When the patient first presents, the primary clinician should advise no climbing, running or squatting until pain has fully resolved. Usually, such a remission occurs within 4-6 weeks. During that time, cartilage healing will usually have proceeded to a point that will allow pain-free resumption of the sport. If the sorts are seasonal, they may manage to participate through the season without great handicap, provided they minimize patellar wear in the off season. The athletes should be advised to maintain condition out of season by swimming or bicycle riding, as these excellent conditioning activities are least wearing to the patellofemoral joint.
Benign recurrent limb pains, sometimes called growing pains, have nothing to do with physical growth but may be related to emotional growth. They can occur in either boys or girls and are most common in grade-school children and young adolescents. The pains may occur anytime during the day or night but are most frequent in the evening and at night. They tend to involve the lower extremities, most commonly the calves or thighs. They usually revolve within an hour or two. There is no evidence for impaired general health or growth. In fact, x-rays and results of laboratory studies are always normal. There may be a history of similar symptoms in family members during childhood, and evidence of emotional disturbances is quite common.
Conditions resenting with musculoskeletal pain that require further investigation and ongoing therapy include Lyme disease, rheumatic fever, and juvenile rheumatoid arthritis. Other possible causes of joint pain are the seronegative spondyloarthropathies and the rarer connective tissue diseases. In addition, joint or bone pain may be the initial manifestation of neoplastic disease. Various orthopedic conditions (Osgood-Schlatter disease, osteochondritis dissecans, slipped capital epiphysis) also are diagnostic possibilities. When a single joint is affected and the onset of pain is acute, infection should also be considered in the differential diagnosis. We will review each major category of disorders that can cause joint pain in children. The following table will be a list of the more common serious types of conditions affecting children and associated with joint pain that we will review in this series of articles.

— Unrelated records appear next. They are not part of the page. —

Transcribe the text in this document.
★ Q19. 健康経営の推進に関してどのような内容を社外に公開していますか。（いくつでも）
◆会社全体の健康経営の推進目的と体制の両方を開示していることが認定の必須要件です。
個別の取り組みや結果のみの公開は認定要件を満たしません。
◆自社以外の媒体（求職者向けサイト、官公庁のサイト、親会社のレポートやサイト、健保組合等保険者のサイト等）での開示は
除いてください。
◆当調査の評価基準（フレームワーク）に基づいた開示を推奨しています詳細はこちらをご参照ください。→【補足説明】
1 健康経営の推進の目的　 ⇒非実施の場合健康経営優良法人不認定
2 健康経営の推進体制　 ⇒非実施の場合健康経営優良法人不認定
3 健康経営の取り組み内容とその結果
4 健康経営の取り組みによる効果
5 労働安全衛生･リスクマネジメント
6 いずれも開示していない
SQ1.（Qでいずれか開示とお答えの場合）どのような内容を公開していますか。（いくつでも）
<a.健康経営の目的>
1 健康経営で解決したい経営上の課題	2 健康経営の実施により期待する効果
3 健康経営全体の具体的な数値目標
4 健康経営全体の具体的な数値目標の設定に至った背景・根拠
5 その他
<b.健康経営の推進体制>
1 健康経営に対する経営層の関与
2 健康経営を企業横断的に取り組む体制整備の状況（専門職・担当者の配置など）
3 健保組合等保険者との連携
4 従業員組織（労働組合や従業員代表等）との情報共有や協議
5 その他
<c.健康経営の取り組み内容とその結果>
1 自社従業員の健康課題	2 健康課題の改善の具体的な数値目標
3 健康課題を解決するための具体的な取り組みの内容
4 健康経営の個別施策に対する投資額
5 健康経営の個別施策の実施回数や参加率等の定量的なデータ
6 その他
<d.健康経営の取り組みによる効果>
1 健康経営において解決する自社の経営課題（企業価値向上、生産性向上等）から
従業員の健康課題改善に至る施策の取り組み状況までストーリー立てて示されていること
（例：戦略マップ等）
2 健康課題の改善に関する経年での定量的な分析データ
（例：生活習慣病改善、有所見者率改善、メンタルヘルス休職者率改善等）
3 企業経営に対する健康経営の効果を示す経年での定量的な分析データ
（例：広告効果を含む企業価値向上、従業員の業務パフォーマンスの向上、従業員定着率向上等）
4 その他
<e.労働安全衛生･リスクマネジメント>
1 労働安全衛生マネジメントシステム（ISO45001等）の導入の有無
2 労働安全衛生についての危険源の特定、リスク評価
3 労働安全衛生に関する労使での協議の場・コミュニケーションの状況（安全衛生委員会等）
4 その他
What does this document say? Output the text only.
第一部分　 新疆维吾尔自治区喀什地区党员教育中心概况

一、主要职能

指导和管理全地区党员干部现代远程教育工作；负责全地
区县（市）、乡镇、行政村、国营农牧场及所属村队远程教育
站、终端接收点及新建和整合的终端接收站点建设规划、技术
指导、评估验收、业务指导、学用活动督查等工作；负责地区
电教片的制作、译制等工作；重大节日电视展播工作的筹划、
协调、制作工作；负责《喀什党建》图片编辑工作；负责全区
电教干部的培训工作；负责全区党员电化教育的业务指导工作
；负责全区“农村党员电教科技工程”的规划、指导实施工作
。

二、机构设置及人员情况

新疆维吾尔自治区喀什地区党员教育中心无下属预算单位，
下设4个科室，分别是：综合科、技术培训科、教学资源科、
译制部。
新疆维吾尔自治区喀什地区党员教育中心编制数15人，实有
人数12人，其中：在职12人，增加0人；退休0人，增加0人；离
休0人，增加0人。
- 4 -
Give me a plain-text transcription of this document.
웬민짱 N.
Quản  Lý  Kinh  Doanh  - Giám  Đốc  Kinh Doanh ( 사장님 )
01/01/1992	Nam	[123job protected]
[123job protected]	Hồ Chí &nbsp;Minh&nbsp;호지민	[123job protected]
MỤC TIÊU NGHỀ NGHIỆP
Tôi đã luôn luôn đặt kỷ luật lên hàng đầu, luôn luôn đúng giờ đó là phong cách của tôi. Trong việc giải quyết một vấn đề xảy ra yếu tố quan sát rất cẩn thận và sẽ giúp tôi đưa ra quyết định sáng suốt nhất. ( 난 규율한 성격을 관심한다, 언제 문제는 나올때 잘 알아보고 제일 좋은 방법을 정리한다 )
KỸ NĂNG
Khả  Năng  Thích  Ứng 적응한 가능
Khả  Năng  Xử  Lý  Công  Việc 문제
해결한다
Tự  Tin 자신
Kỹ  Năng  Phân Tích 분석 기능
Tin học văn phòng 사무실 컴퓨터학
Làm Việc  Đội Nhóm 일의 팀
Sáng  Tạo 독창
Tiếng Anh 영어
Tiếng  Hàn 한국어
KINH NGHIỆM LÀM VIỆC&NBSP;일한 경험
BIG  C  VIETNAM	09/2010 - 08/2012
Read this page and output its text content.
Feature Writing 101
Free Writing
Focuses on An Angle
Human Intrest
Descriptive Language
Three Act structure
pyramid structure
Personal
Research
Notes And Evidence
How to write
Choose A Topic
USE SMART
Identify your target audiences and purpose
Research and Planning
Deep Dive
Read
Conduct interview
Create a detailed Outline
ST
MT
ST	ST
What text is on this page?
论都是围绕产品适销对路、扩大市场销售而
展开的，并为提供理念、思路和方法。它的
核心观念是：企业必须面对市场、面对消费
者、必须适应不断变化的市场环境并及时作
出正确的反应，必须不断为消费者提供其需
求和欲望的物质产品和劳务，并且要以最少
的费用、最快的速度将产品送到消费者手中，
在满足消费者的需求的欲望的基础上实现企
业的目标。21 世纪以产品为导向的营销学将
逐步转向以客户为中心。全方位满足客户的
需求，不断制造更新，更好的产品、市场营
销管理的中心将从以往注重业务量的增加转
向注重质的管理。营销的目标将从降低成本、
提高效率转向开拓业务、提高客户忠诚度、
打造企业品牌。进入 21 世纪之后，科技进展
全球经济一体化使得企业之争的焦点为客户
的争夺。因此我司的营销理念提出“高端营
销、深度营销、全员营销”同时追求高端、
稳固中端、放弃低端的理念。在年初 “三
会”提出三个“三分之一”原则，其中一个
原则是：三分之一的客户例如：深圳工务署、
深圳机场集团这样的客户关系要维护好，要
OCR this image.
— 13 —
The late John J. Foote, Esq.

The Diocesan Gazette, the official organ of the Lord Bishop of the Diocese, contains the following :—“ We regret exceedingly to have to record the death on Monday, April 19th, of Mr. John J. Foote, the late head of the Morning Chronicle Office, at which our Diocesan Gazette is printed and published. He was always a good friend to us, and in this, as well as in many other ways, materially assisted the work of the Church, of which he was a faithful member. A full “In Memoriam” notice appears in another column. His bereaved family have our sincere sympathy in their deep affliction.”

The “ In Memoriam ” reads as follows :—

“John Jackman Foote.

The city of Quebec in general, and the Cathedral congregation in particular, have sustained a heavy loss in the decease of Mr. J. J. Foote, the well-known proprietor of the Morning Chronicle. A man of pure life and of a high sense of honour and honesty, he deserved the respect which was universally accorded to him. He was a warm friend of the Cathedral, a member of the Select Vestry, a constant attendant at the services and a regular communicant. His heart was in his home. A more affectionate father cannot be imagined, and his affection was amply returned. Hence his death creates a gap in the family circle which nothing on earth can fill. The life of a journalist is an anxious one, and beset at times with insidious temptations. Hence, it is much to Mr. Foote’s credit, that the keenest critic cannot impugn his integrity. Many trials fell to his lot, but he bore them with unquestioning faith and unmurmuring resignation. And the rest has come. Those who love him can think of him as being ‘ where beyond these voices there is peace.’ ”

Osteochondroses: Legg-Calve-Perthes disease, Osgood-Schlatter disease, Blount's disease, Scheuermann's disease, Sinding-Larsen-Johansson disease.
Trauma: Salter-Harris type fractures, slipped capital femoral epiphysis, avulsion injuries.
Arthritides: Still's disease, juvenile rheumatoid arthritis, juvenile chronic arthritis, juvenile-onset ankylosing spondylitis.
Infection: Lyme disease, septic arthritis, rheumatic fever.
Neoplasm: benign tumors and tumor-like conditions, malignant tumors.
There are many more conditions that can cause joint pain in children, but if one is aware of most of these conditions and is able to come up with a good differential diagnosis, you will be considered one of the better diagnosticians in children's joint disease.
References
- Nelson, A. Joint pain in children: when is it serious? Interstate Postgraduate Medical Assembly, April 1996.
- Oster J, Nielsen A. Growing pain, a clinical investigation of a school population. In: Acta Paediatrica Scandinavia, 1972.
- Apley J. Limb pains with no organic disease. In: Clinical Rheumatic Disease, 1976.
- Ramamurti C. Chapter 12: Injuries to the thigh and knee, Orthopaedics in Primary Care.